In response to:
'Were The Popes Against The Jews?' from the February 6, 2014 issue
To the Editors:
The above book title appeared in the “Letters” section [NYR, February 6] in response to Kevin Madigan’s review. In that section, Edmund Levin noted that Lawler’s Julian-Gregorian calendar conflation was “an honest mistake.” In fact, it was based on Maurice Samuel’s Blood Accusation (1966): “The sessions…ran for thirty-four days (September 25–October 28, 1913)….” The Jewish Virtual Library was also wrong: “The trial of Beilis took place in Kiev from September 25 through October 28, 1913.”

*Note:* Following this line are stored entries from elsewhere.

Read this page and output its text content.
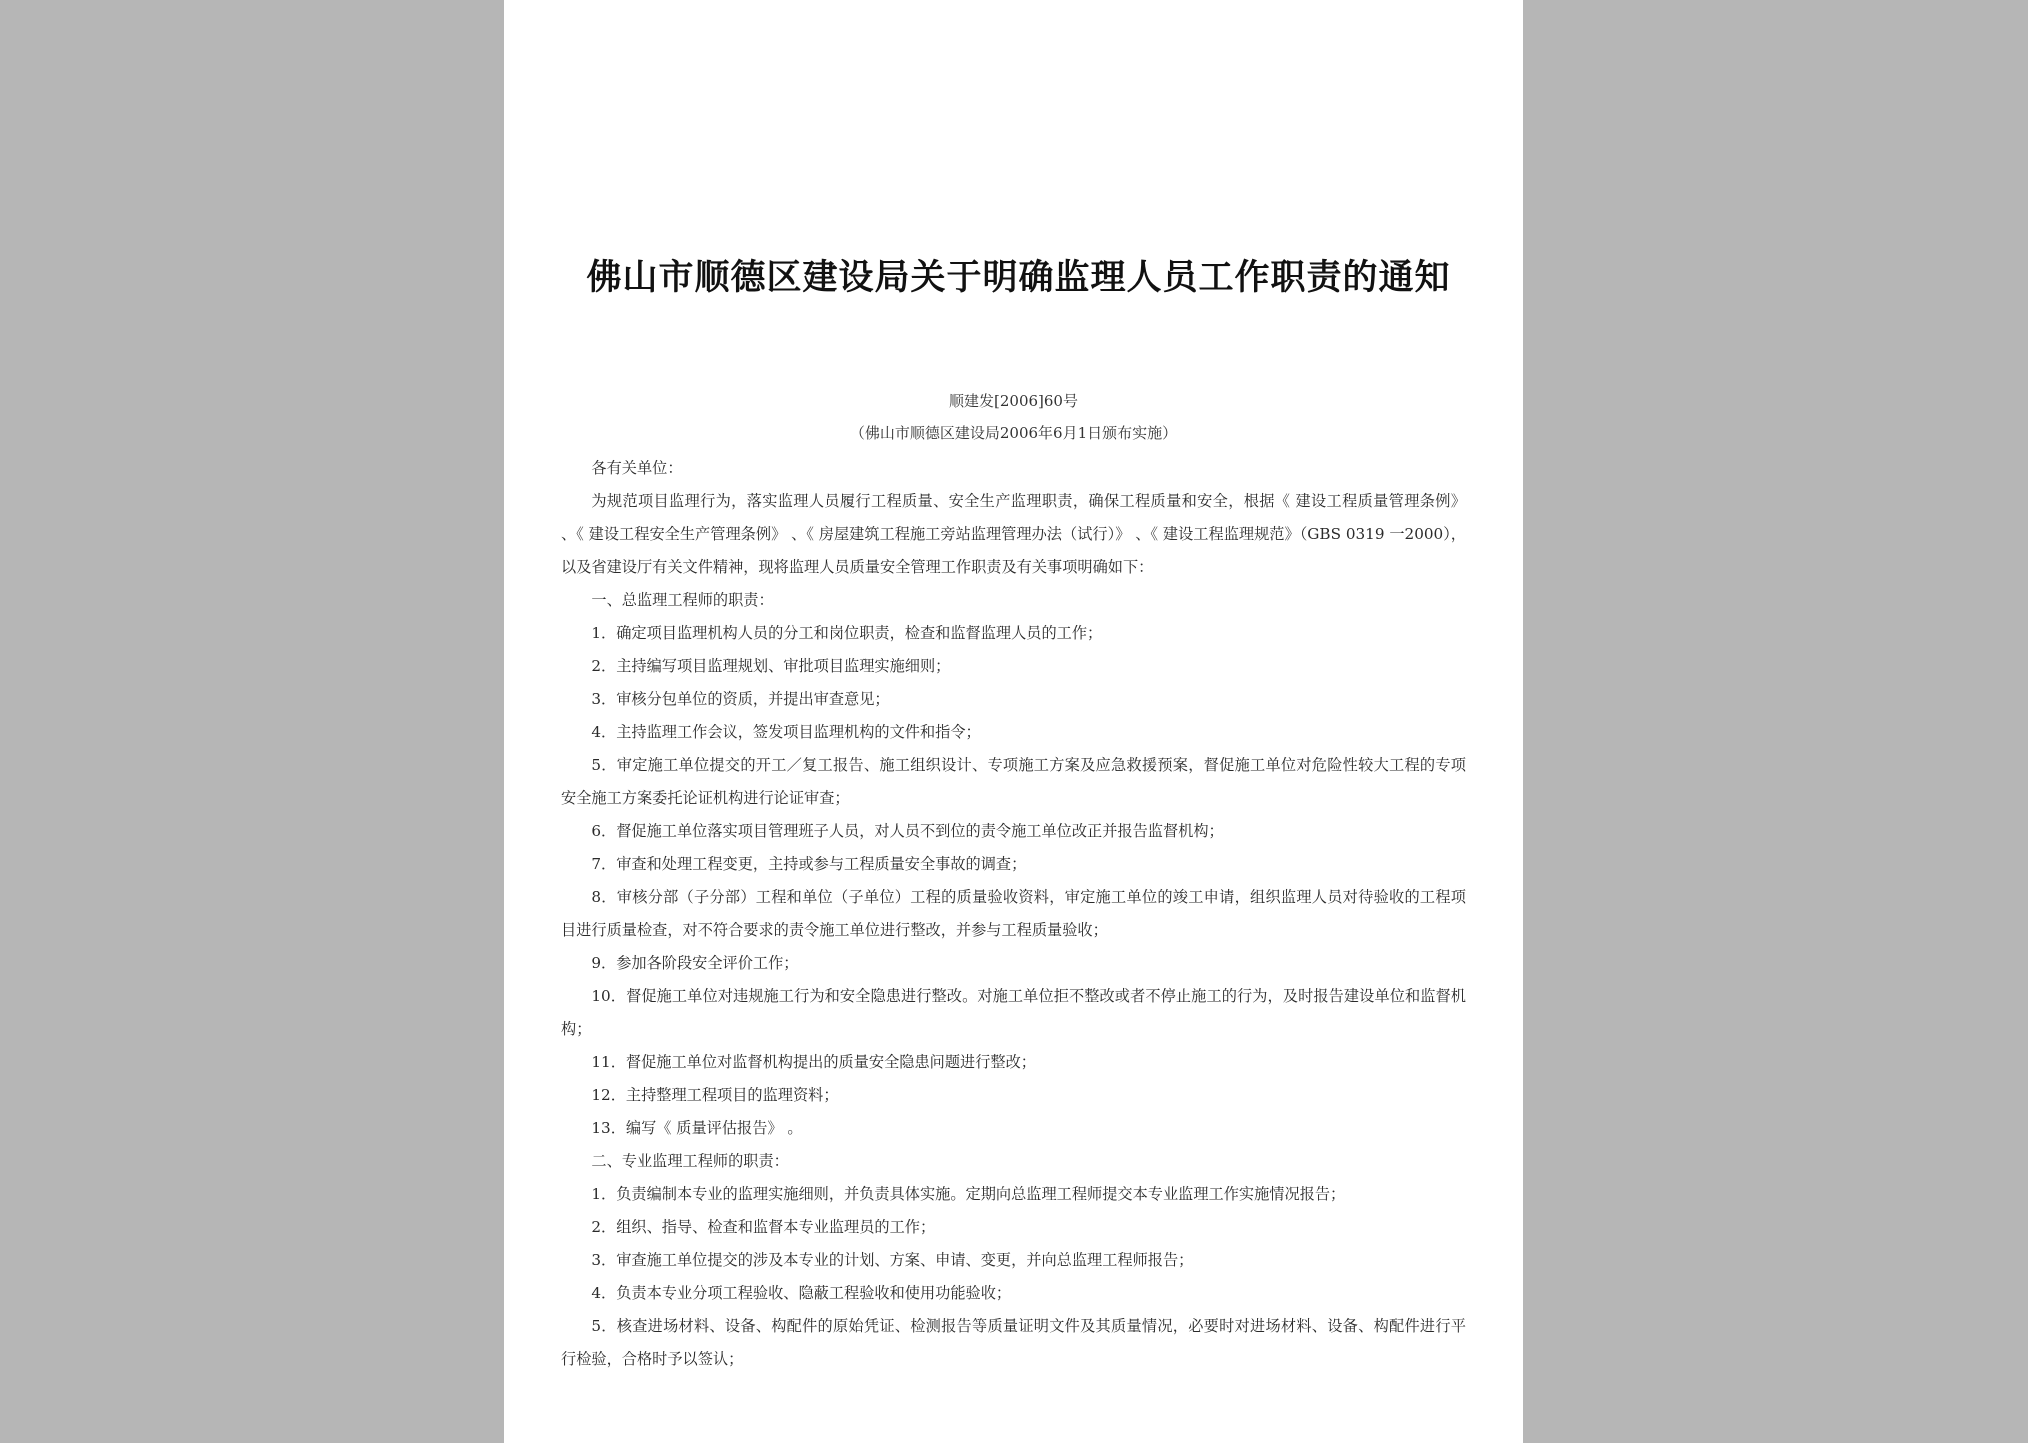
佛山市顺德区建设局关于明确监理人员工作职责的通知
顺建发[2006]60号
（佛山市顺德区建设局2006年6月1日颁布实施）

各有关单位：

为规范项目监理行为，落实监理人员履行工程质量、安全生产监理职责，确保工程质量和安全，根据《 建设工程质量管理条例》 、《 建设工程安全生产管理条例》 、《 房屋建筑工程施工旁站监理管理办法（试行）》 、《 建设工程监理规范》（GBS 0319 一2000），以及省建设厅有关文件精神，现将监理人员质量安全管理工作职责及有关事项明确如下：

一、总监理工程师的职责：

1．确定项目监理机构人员的分工和岗位职责，检查和监督监理人员的工作；

2．主持编写项目监理规划、审批项目监理实施细则；

3．审核分包单位的资质，并提出审查意见；

4．主持监理工作会议，签发项目监理机构的文件和指令；

5．审定施工单位提交的开工／复工报告、施工组织设计、专项施工方案及应急救援预案，督促施工单位对危险性较大工程的专项安全施工方案委托论证机构进行论证审查；

6．督促施工单位落实项目管理班子人员，对人员不到位的责令施工单位改正并报告监督机构；

7．审查和处理工程变更，主持或参与工程质量安全事故的调查；

8．审核分部（子分部）工程和单位（子单位）工程的质量验收资料，审定施工单位的竣工申请，组织监理人员对待验收的工程项目进行质量检查，对不符合要求的责令施工单位进行整改，并参与工程质量验收；

9．参加各阶段安全评价工作；

10．督促施工单位对违规施工行为和安全隐患进行整改。对施工单位拒不整改或者不停止施工的行为，及时报告建设单位和监督机构；

11．督促施工单位对监督机构提出的质量安全隐患问题进行整改；

12．主持整理工程项目的监理资料；

13．编写《 质量评估报告》 。

二、专业监理工程师的职责：

1．负责编制本专业的监理实施细则，并负责具体实施。定期向总监理工程师提交本专业监理工作实施情况报告；

2．组织、指导、检查和监督本专业监理员的工作；

3．审查施工单位提交的涉及本专业的计划、方案、申请、变更，并向总监理工程师报告；

4．负责本专业分项工程验收、隐蔽工程验收和使用功能验收；

5．核查进场材料、设备、构配件的原始凭证、检测报告等质量证明文件及其质量情况，必要时对进场材料、设备、构配件进行平行检验，合格时予以签认；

Madigan remains unconvinced: “Lawler’s use of the Gregorian calendar led him to that thoroughly amateurish chronological mistake, which completely undermines his critique of Kertzer.” Unfortunately, there’s no way chronology interfered with David Kertzer’s concealment of the Russian ambassador so that blame would fall on Cardinal del Val. Of this deed, the members of the Jewish Publication Society declared: “One cannot recall in all of history such an entirely conscienceless and shameless act.”
Moreover, anyone really concerned about chronology vis-à-vis “the popes against the Jews” wouldn’t focus on one isolated incident, but rather on a whole sequence. After the chapter on “ritual murder,” Kertzer discussed “a future pope in Poland”: the latter being Achille Ratti, subsequently Pius XI, whose “Polish experience shaped the view of Europe’s Jews” that he “would hold as pope.” That “experience,” according to Kertzer, was based on the pope’s “three years in Warsaw.” Unfortunately, for the satisfaction of serious chronologists, less than half a year of that period is actually documented.